For 30-plus years, the Chesapeake Bay suffered from massive dead zones, habitat loss and more — all due to poor water quality caused by pollution.

That changed with the Chesapeake Bay cleanup plan, known by its acronym: TMDL (Total Maximum Daily Load). Since the TMDL’s implementation, we are finally seeing improvements in Bay and our rivers and streams.

Trump is asking Congress to reverse our success by slashing EPA funding.

The multi-state restoration work of the Bay and our rivers and streams is just beginning to pay dividends in the form of cleaner water and restored habitat. We can’t reverse course.

We need you to send a letter to your U.S. Representatives and Senators with a strong message. Don't cut Chesapeake Bay funding! 

Urge them to maintain funding for the nation’s largest estuary, and the economic engine of the watershed — the beautiful Chesapeake Bay.

MEDIA STATEMENT

‘EPA Administrator Scott Pruitt Will be Watched Carefully’

Nomination mobilized extraordinary citizen effort against confirmation

Waterkeepers Chesapeake, a coalition of 19 Riverkeepers, Coastkeepers and Shorekeepers from around the Chesapeake Bay and coastal bays watersheds, will be closely monitoring the Environmental Protection Agency (EPA) under newly-confirmed administrator Scott Pruitt.

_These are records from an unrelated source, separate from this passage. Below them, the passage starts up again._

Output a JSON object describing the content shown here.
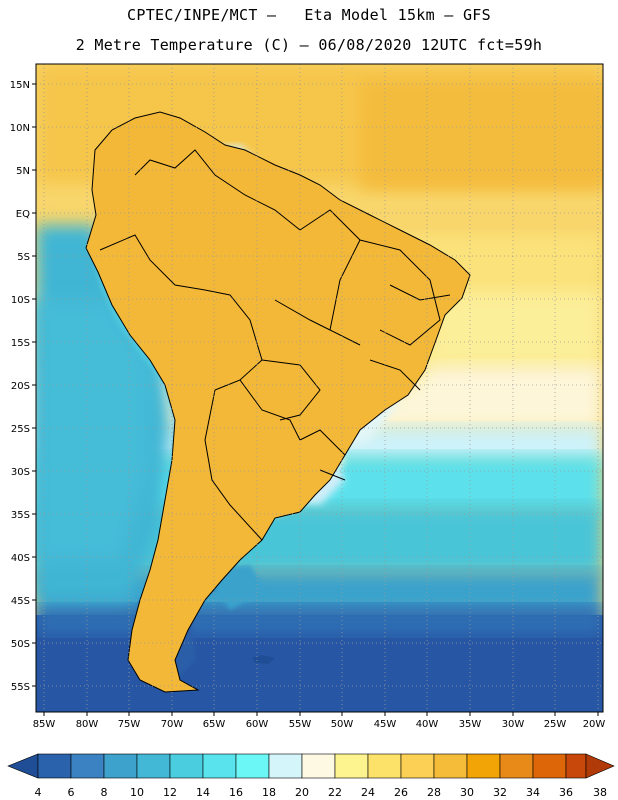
{
  "header": {
    "title_line1": "CPTEC/INPE/MCT –   Eta Model 15km – GFS",
    "title_line2": "2 Metre Temperature (C) – 06/08/2020 12UTC fct=59h"
  },
  "map": {
    "lat_ticks": [
      "15N",
      "10N",
      "5N",
      "EQ",
      "5S",
      "10S",
      "15S",
      "20S",
      "25S",
      "30S",
      "35S",
      "40S",
      "45S",
      "50S",
      "55S"
    ],
    "lon_ticks": [
      "85W",
      "80W",
      "75W",
      "70W",
      "65W",
      "60W",
      "55W",
      "50W",
      "45W",
      "40W",
      "35W",
      "30W",
      "25W",
      "20W"
    ]
  },
  "legend": {
    "levels": [
      "4",
      "6",
      "8",
      "10",
      "12",
      "14",
      "16",
      "18",
      "20",
      "22",
      "24",
      "26",
      "28",
      "30",
      "32",
      "34",
      "36",
      "38"
    ],
    "colors": [
      "#1f4e96",
      "#2a63ac",
      "#3a82c2",
      "#3ea3cc",
      "#43b8d6",
      "#4bcde0",
      "#59e3ec",
      "#6cf7f7",
      "#d4f6fb",
      "#fdf9e3",
      "#fdf48f",
      "#fde26a",
      "#fbd054",
      "#f4bc39",
      "#f2a407",
      "#e88a18",
      "#dd6609",
      "#c8470a",
      "#b03a08"
    ]
  }
}
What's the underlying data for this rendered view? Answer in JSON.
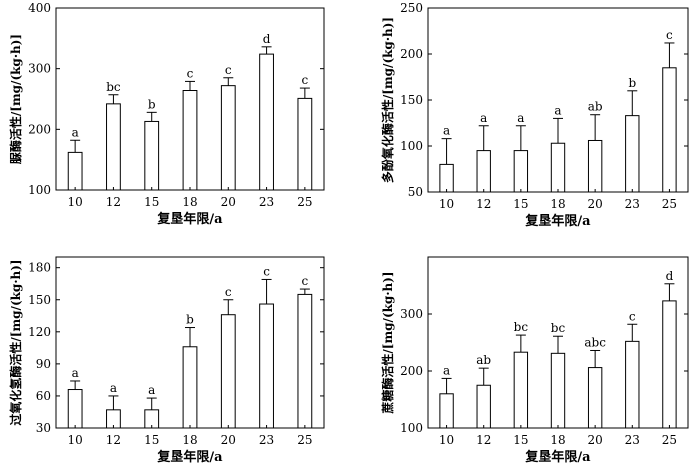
{
  "chart_data": [
    {
      "type": "bar",
      "ylabel": "脲酶活性/[mg/(kg·h)]",
      "xlabel": "复垦年限/a",
      "categories": [
        "10",
        "12",
        "15",
        "18",
        "20",
        "23",
        "25"
      ],
      "values": [
        162,
        242,
        213,
        264,
        272,
        324,
        251
      ],
      "errors": [
        20,
        15,
        15,
        15,
        13,
        12,
        17
      ],
      "letters": [
        "a",
        "bc",
        "b",
        "c",
        "c",
        "d",
        "c"
      ],
      "ylim": [
        100,
        400
      ],
      "yticks": [
        100,
        200,
        300,
        400
      ]
    },
    {
      "type": "bar",
      "ylabel": "多酚氧化酶活性/[mg/(kg·h)]",
      "xlabel": "复垦年限/a",
      "categories": [
        "10",
        "12",
        "15",
        "18",
        "20",
        "23",
        "25"
      ],
      "values": [
        80,
        95,
        95,
        103,
        106,
        133,
        185
      ],
      "errors": [
        28,
        27,
        27,
        27,
        28,
        27,
        27
      ],
      "letters": [
        "a",
        "a",
        "a",
        "a",
        "ab",
        "b",
        "c"
      ],
      "ylim": [
        50,
        250
      ],
      "yticks": [
        50,
        100,
        150,
        200,
        250
      ]
    },
    {
      "type": "bar",
      "ylabel": "过氧化氢酶活性/[mg/(kg·h)]",
      "xlabel": "复垦年限/a",
      "categories": [
        "10",
        "12",
        "15",
        "18",
        "20",
        "23",
        "25"
      ],
      "values": [
        66,
        47,
        47,
        106,
        136,
        146,
        155
      ],
      "errors": [
        8,
        13,
        11,
        18,
        14,
        23,
        5
      ],
      "letters": [
        "a",
        "a",
        "a",
        "b",
        "c",
        "c",
        "c"
      ],
      "ylim": [
        30,
        190
      ],
      "yticks": [
        30,
        60,
        90,
        120,
        150,
        180
      ]
    },
    {
      "type": "bar",
      "ylabel": "蔗糖酶活性/[mg/(kg·h)]",
      "xlabel": "复垦年限/a",
      "categories": [
        "10",
        "12",
        "15",
        "18",
        "20",
        "23",
        "25"
      ],
      "values": [
        160,
        175,
        233,
        231,
        206,
        252,
        323
      ],
      "errors": [
        27,
        30,
        30,
        30,
        30,
        30,
        30
      ],
      "letters": [
        "a",
        "ab",
        "bc",
        "bc",
        "abc",
        "c",
        "d"
      ],
      "ylim": [
        100,
        400
      ],
      "yticks": [
        100,
        200,
        300
      ]
    }
  ]
}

When Oklahoma Attorney General Scott Pruitt was tapped by President Donald Trump on December 7, 2016, Waterkeepers from around the Bay were gravely concerned about his ability to effectively administer the agency. Pruitt had unsuccessfully joined multiple lawsuits to halt the agency’s efforts to enforce the Clean Water and the Clean Air acts.

Residents from around the Chesapeake Bay expressed concerns about the Chesapeake Bay’s ongoing cleanup efforts with Pruitt helming the pollution-fighting agency. With strong grassroots mobilization, Waterkeepers Chesapeake encouraged thousands of residents in Maryland, Virginia, Pennsylvania, New York, and West Virginia to write letters to their U.S. Senators asking them to vote “no” on Pruitt.

“A man who describes himself as a ‘leading advocate against the EPA’ is not the right person to head the EPA,” said Betsy Nicholas, executive director of Waterkeepers Chesapeake. “We are very disappointed that there weren’t enough Senators to recognize the threat Mr. Pruitt poses to clean air and water.”

Nonetheless, Nicholas praised the outpouring of support: “We had thousands of letters, phone calls and in person exchanges coming from residents. We saw an unprecedented citizen mobilization on this nomination. We are grateful to these citizen advocates.”

“To me, that says Pruitt is on notice. People in our area are serious about the threats facing the Bay. People are serious about holding polluters — and politicians — accountable,” Nicholas said.